Structural determinants of REMORIN nanodomain formation in anionic membranes

Remorins are a family of multigenic plasma membrane phosphoproteins involved in biotic and abiotic plant inter-action mechanisms, partnering in molecular signaling cascades. Signaling activity of remorins depends on their phosphorylation states and subsequent clustering into nanosized membrane domains. The presence of a coiled-coil domain and a C-terminal domain is crucial to anchor remorins to negatively charged membrane domains; however, the exact role of the N-terminal intrinsically disordered domain (IDD) on protein clustering and lipid interactions is largely unknown. Here, we combine chemical biology and imaging approaches to study the partitioning of group 1 remorin into anionic model membranes mimicking the inner leaflet of the plant plasma membrane.
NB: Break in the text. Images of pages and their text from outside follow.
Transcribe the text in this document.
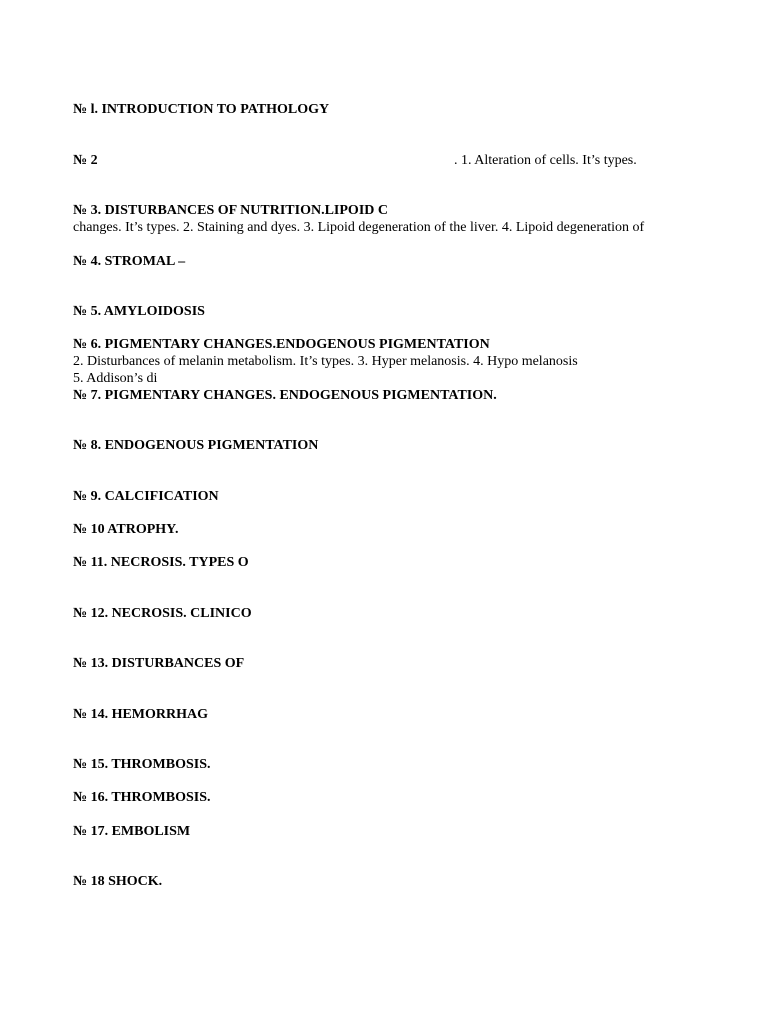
№ l. INTRODUCTION TO PATHOLOGY
№ 2	. 1. Alteration of cells. It’s types.
№ 3. DISTURBANCES OF NUTRITION.LIPOID C
changes. It’s types. 2. Staining and dyes. 3. Lipoid degeneration of the liver. 4. Lipoid degeneration of
№ 4. STROMAL –
№ 5. AMYLOIDOSIS
№ 6. PIGMENTARY CHANGES.ENDOGENOUS PIGMENTATION
2. Disturbances of melanin metabolism. It’s types. 3. Hyper melanosis. 4. Hypo melanosis
5. Addison’s di
№ 7. PIGMENTARY CHANGES. ENDOGENOUS PIGMENTATION.
№ 8. ENDOGENOUS PIGMENTATION
№ 9. CALCIFICATION
№ 10 ATROPHY.
№ 11. NECROSIS. TYPES O
№ 12. NECROSIS. CLINICO
№ 13. DISTURBANCES OF
№ 14. HEMORRHAG
№ 15. THROMBOSIS.
№ 16. THROMBOSIS.
№ 17. EMBOLISM
№ 18 SHOCK.
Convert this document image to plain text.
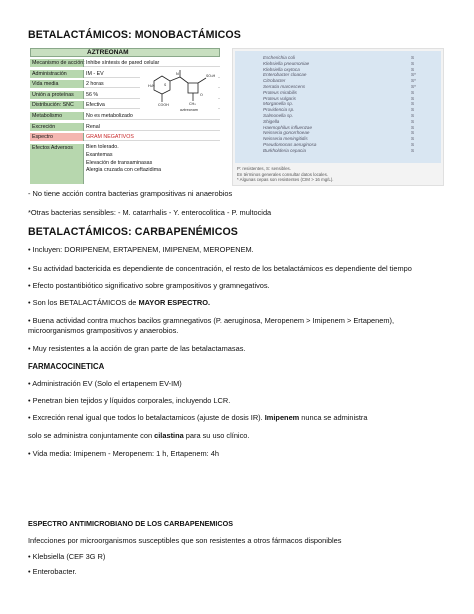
BETALACTÁMICOS: MONOBACTÁMICOS
AZTREONAM
Mecanismo de acción: Inhibe síntesis de pared celular
Administración	IM - EV
Vida media	2 horas
Unión a proteínas	56 %
Distribución: SNC	Efectiva
Metabolismo	No es metabolizado
Excreción	Renal
Espectro	GRAM NEGATIVOS
Efectos Adversos	Bien tolerado.
Exantemas
Elevación de transaminasas
Alergia cruzada con ceftazidima
H₂N	S
N
O
SO₃H
CH₃
COOH
aztreonam
Escherichia coli	S
Klebsiella pneumoniae	S
Klebsiella oxytoca	S
Enterobacter cloacae	S*
Citrobacter	S*
Serratia marcescens	S*
Proteus mirabilis	S
Proteus vulgaris	S
Morganella sp.	S
Providencia sp.	S
Salmonella sp.	S
Shigella	S
Haemophilus influenzae	S
Neisseria gonorrhoeae	S
Neisseria meningitidis	S
Pseudomonas aeruginosa	S
Burkholderia cepacia	S
P: resistentes, S: sensibles.
En términos generales consultar datos locales.
* Algunas cepas son resistentes (CIM > 16 mg/L).
- No tiene acción contra bacterias grampositivas ni anaerobios
*Otras bacterias sensibles: - M. catarrhalis - Y. enterocolitica - P. multocida
BETALACTÁMICOS: CARBAPENÉMICOS
• Incluyen: DORIPENEM, ERTAPENEM, IMIPENEM, MEROPENEM.
• Su actividad bactericida es dependiente de concentración, el resto de los betalactámicos es dependiente del tiempo
• Efecto postantibiótico significativo sobre grampositivos y gramnegativos.
• Son los BETALACTÁMICOS de MAYOR ESPECTRO.
• Buena actividad contra muchos bacilos gramnegativos (P. aeruginosa, Meropenem > Imipenem > Ertapenem),
microorganismos grampositivos y anaerobios.
• Muy resistentes a la acción de gran parte de las betalactamasas.
FARMACOCINETICA
• Administración EV (Solo el ertapenem EV-IM)
• Penetran bien tejidos y líquidos corporales, incluyendo LCR.
• Excreción renal igual que todos lo betalactamicos (ajuste de dosis IR). Imipenem nunca se administra
solo se administra conjuntamente con cilastina para su uso clínico.
• Vida media: Imipenem - Meropenem: 1 h, Ertapenem: 4h
ESPECTRO ANTIMICROBIANO DE LOS CARBAPENEMICOS
Infecciones por microorganismos susceptibles que son resistentes a otros fármacos disponibles
• Klebsiella (CEF 3G R)
• Enterobacter.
Using reconstituted membranes containing a mix of saturated and unsaturated phosphatidylcholine, phosphatidylinositol phosphates, and sterol, we investigate the clustering of remorins to the membrane and monitor the formation of nanosized membrane domains. REM1.3 promoted membrane nanodomain organization on the exposed external leaflet of both spherical lipid vesicles and flat supported lipid bilayers. Our results reveal that REM1.3 drives a mechanism allowing lipid reorganization, leading to the formation of remorin-enriched nanodomains. Phosphorylation of the N-terminal IDD by the calcium protein kinase CPK3 influences this clustering and can lead to the formation of smaller and more disperse domains. Our work reveals the phosphate-dependent involvement of the N-terminal IDD in the remorin-mem-brane interaction process by driving structural rearrangements at lipid-water interfaces.

Automated summary

Remorins are a family of plasma membrane phosphoproteins involved in plant interaction mechanisms. Their signaling activity depends on phosphorylation and clustering into membrane domains. This study investigates the role of the intrinsically disordered domain (IDD) in remorin-membrane interaction. The results show that REM1.3 drives the formation of lipid-reorganized nanodomains and the phosphorylation of IDD influences clustering and domain formation.